Archive for March, 2005

The tyranny of broken HTML in RSS

Thursday, March 31st, 2005

One of the problems with rendering RSS content nicely is broken HTML tag pairs. It seems certain RSS generators are very careless when it comes to preparing item summaries, often chopping through the middle of link tags when snatching the first few lines of an article. This isn’t such a big deal if you’re just displaying one item, but if you’ve got a whole bunch of these displayed one after another a single broken anchor (link) tag or stray blockquote (indentation tag) can really mess things up. I really don’t want to have to get into HTML parsing but it looks like I’m not going to have much choice at this rate.

A couple of offenders I spotted today are BoingBoing and AppleMatters. There are many more though, it’s just down to luck which ones get away with it and which ones don’t.

NSURLConnection woes

Wednesday, March 2nd, 2005

I’ve been trying to improve the speed at which things download in NewsMac Pro as well as provide support for things like feeds which require authentication. The logical choice seemed to be moving from using NSURLHandle and friends to NSURLConnection which was introduced with WebKit back in OS X 10.2.7.

The first thing that struck me about NSURLConnection was that it was very light on methods – still I figured that would just make it a bit easier to use. Initially I tried using it synchronously (this means the thread that was doing the download would basically hang until the connection either finished downloading, or failed). However the performance wasn’t great, and I read on CocoaDev that this approach also leaked memory. So the other day I decided to do a pretty major overhaul of the download system to use the event driven delegate methods. That wasn’t too hard and it only took a few hours to have it up and running, but then I discovered a huge caveat that seems affect a lot of WebKit related classes – it can’t cope at all well with threads. Now in a networked application threads are essential unless you want the entire app to lock up for the duration of each burst of network activity. NSURLConnection does threading behind the scenes, but makes it very hard to actually be run itself from a thread – which is more or less necessary if you want to have multiple concurrent downloads happening.

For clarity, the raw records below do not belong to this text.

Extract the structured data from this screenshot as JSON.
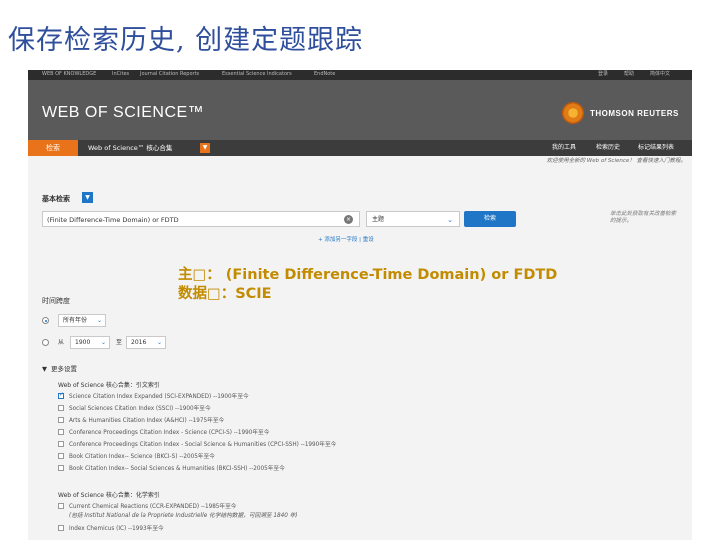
{
  "slide_title": "保存检索历史, 创建定题跟踪",
  "topbar": [
    "WEB OF KNOWLEDGE",
    "InCites",
    "Journal Citation Reports",
    "Essential Science Indicators",
    "EndNote",
    "登录",
    "帮助",
    "简体中文"
  ],
  "brand": {
    "wos_logo": "WEB OF SCIENCE™",
    "publisher": "THOMSON REUTERS"
  },
  "nav": {
    "search_tab": "检索",
    "core_collection": "Web of Science™ 核心合集",
    "my_tools": "我的工具",
    "search_history": "检索历史",
    "marked_list": "标记结果列表"
  },
  "welcome": "欢迎使用全新的 Web of Science！ 查看快速入门教程。",
  "basic_search": {
    "label": "基本检索",
    "query": "(Finite Difference-Time Domain) or FDTD",
    "field": "主题",
    "search_button": "检索",
    "tip": "单击此处获取有关改善检索的提示。",
    "add_field": "+ 添加另一字段 | 重设"
  },
  "overlay": {
    "line1": "主□： (Finite Difference-Time Domain) or FDTD",
    "line2": "数据□：SCIE"
  },
  "timespan": {
    "label": "时间跨度",
    "all_years": "所有年份",
    "from_label": "从",
    "from_year": "1900",
    "to_label": "至",
    "to_year": "2016"
  },
  "more_settings": {
    "label": "更多设置",
    "citation_head": "Web of Science 核心合集：引文索引",
    "citation_indexes": [
      {
        "label": "Science Citation Index Expanded (SCI-EXPANDED) --1900年至今",
        "checked": true
      },
      {
        "label": "Social Sciences Citation Index (SSCI) --1900年至今",
        "checked": false
      },
      {
        "label": "Arts & Humanities Citation Index (A&HCI) --1975年至今",
        "checked": false
      },
      {
        "label": "Conference Proceedings Citation Index - Science (CPCI-S) --1990年至今",
        "checked": false
      },
      {
        "label": "Conference Proceedings Citation Index - Social Science & Humanities (CPCI-SSH) --1990年至今",
        "checked": false
      },
      {
        "label": "Book Citation Index-- Science (BKCI-S) --2005年至今",
        "checked": false
      },
      {
        "label": "Book Citation Index-- Social Sciences & Humanities (BKCI-SSH) --2005年至今",
        "checked": false
      }
    ],
    "chem_head": "Web of Science 核心合集：化学索引",
    "chem_indexes": [
      {
        "label": "Current Chemical Reactions (CCR-EXPANDED) --1985年至今",
        "checked": false,
        "note": "(包括 Institut National de la Propriete Industrielle 化学结构数据，可回溯至 1840 年)"
      },
      {
        "label": "Index Chemicus (IC) --1993年至今",
        "checked": false
      }
    ]
  },
  "colors": {
    "title": "#2f4f9c",
    "accent_orange": "#e8731a",
    "link_blue": "#1f76c6",
    "overlay": "#c28b00"
  }
}
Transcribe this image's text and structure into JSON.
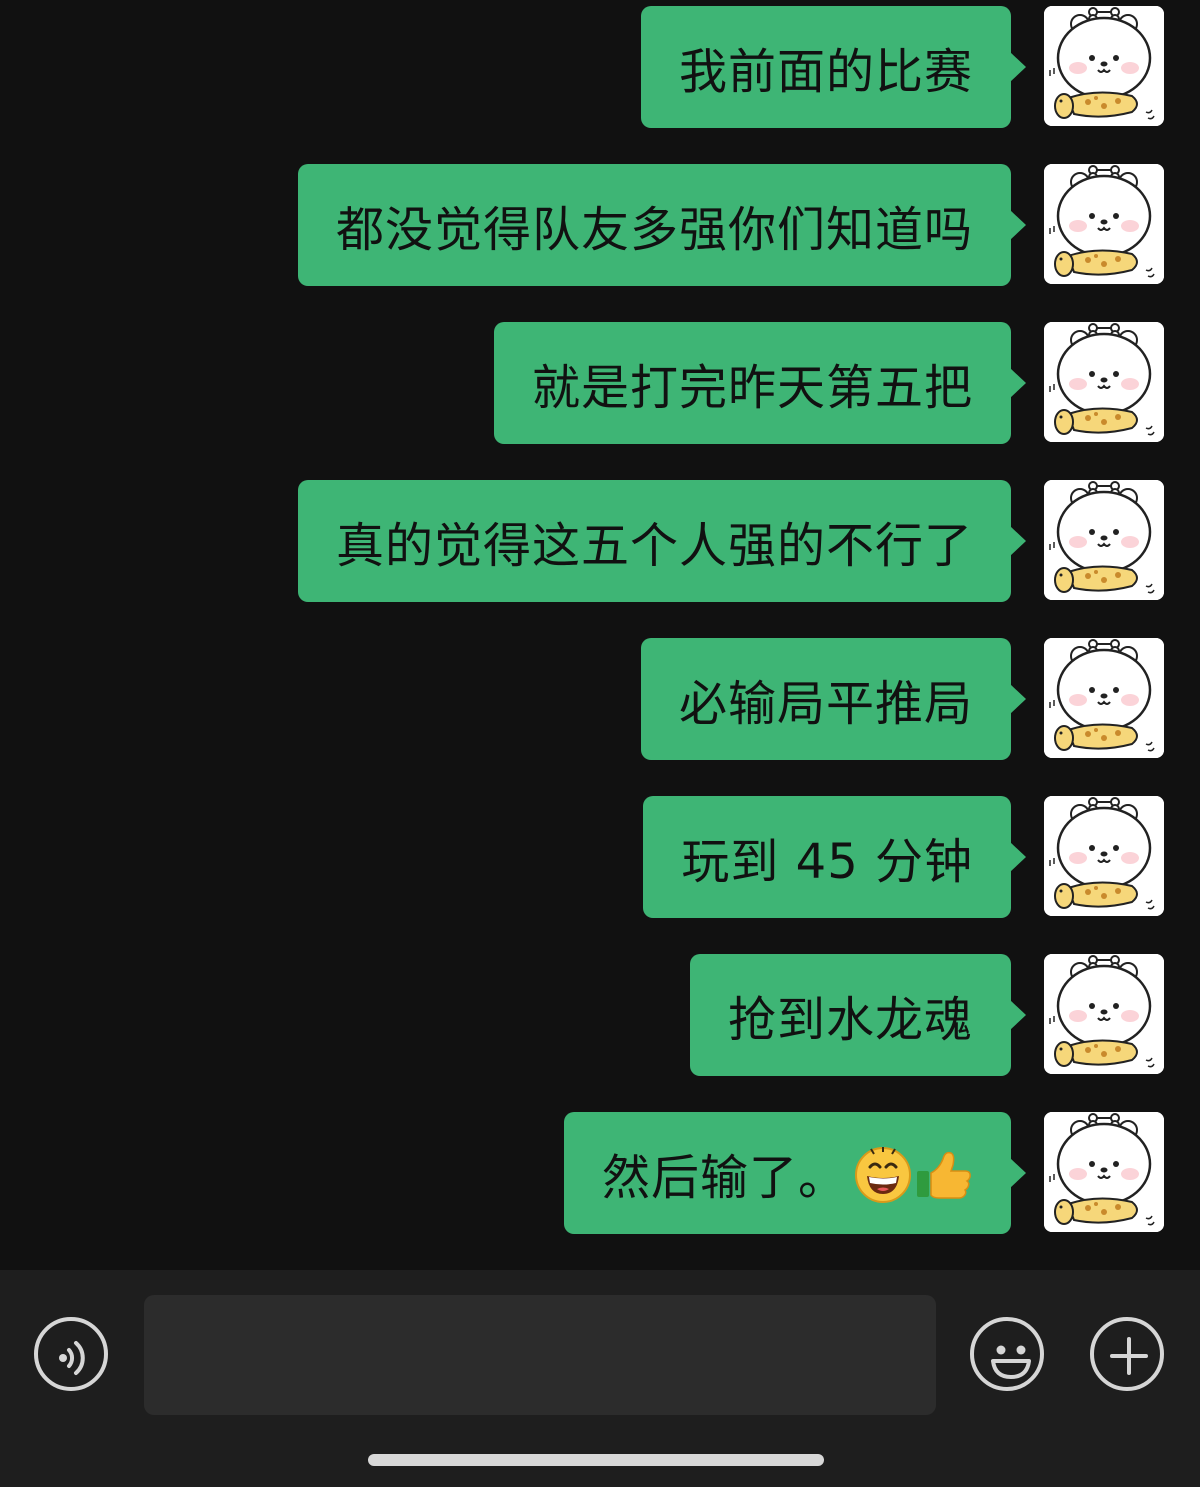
{
  "messages": [
    {
      "text": "我前面的比赛"
    },
    {
      "text": "都没觉得队友多强你们知道吗"
    },
    {
      "text": "就是打完昨天第五把"
    },
    {
      "text": "真的觉得这五个人强的不行了"
    },
    {
      "text": "必输局平推局"
    },
    {
      "text": "玩到 45 分钟"
    },
    {
      "text": "抢到水龙魂"
    },
    {
      "text": "然后输了。",
      "emojis": [
        "grinning-face-emoji",
        "thumbs-up-emoji"
      ]
    }
  ],
  "input": {
    "placeholder": ""
  },
  "icons": {
    "voice": "voice-icon",
    "emoji": "emoji-face-icon",
    "more": "plus-icon",
    "avatar": "bear-sticker-avatar"
  },
  "colors": {
    "background": "#111111",
    "bubble_outgoing": "#3eb575",
    "input_bar": "#1e1e1e"
  }
}
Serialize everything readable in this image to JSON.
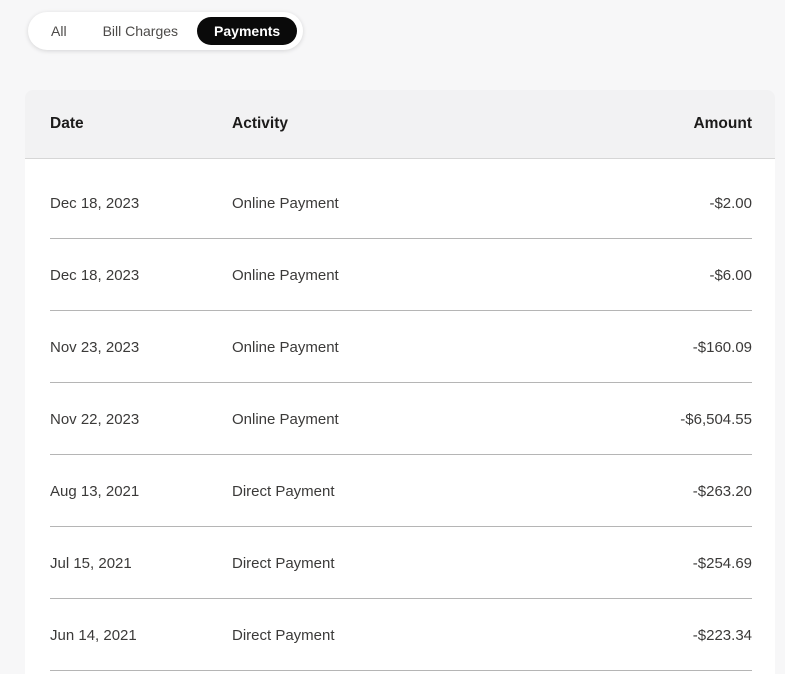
{
  "tabs": {
    "items": [
      {
        "label": "All",
        "selected": false
      },
      {
        "label": "Bill Charges",
        "selected": false
      },
      {
        "label": "Payments",
        "selected": true
      }
    ],
    "selected_bg": "#0a0a0a",
    "selected_text": "#ffffff"
  },
  "table": {
    "columns": {
      "date": "Date",
      "activity": "Activity",
      "amount": "Amount"
    },
    "rows": [
      {
        "date": "Dec 18, 2023",
        "activity": "Online Payment",
        "amount": "-$2.00"
      },
      {
        "date": "Dec 18, 2023",
        "activity": "Online Payment",
        "amount": "-$6.00"
      },
      {
        "date": "Nov 23, 2023",
        "activity": "Online Payment",
        "amount": "-$160.09"
      },
      {
        "date": "Nov 22, 2023",
        "activity": "Online Payment",
        "amount": "-$6,504.55"
      },
      {
        "date": "Aug 13, 2021",
        "activity": "Direct Payment",
        "amount": "-$263.20"
      },
      {
        "date": "Jul 15, 2021",
        "activity": "Direct Payment",
        "amount": "-$254.69"
      },
      {
        "date": "Jun 14, 2021",
        "activity": "Direct Payment",
        "amount": "-$223.34"
      }
    ]
  },
  "colors": {
    "page_bg": "#f7f7f8",
    "header_bg": "#f2f2f3",
    "row_divider": "#b5b5b5",
    "cell_text": "#3b3a39"
  }
}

Anyway I thought I’d solved this and performance was indeed better, then I click on a freshly downloaded channel while others were still downloading, the new headlines pop up, I click one to see it displayed in the headline browser (a WebView) and boom NewsMac crashes inside one of NSURLConnections’ threads. WTF? Clearly the WebView was creating its own NSURLConnection and that was conflicting with the one’s I’d created, but I don’t see why it should. I really hope Apple fixes this ASAP because this is just shabby. I’m now left with the choice of going back to the old way of doing things or rewriting around something like CURLHandle, which I’ve just downloaded to estimate how much work it would take to integrate into NewsMac. That essentially broken classes like this make their way into the API of a shipping operating system and then remain unfixed for over a year strikes me as unacceptable, and NSURLConenction isn’t alone. At the very least Apple could provide a warning in the API that the class is still ‘experimental’.

While some of you might be horrified that NewsMac Pro seems this broken, let me reassure you that with a object oriented language and modular program like NewsMac, ripping out the engine and sticking a new one in isn’t that big of a deal – it’s just an annoyance because this is time I’d rather be spending on finishing other features.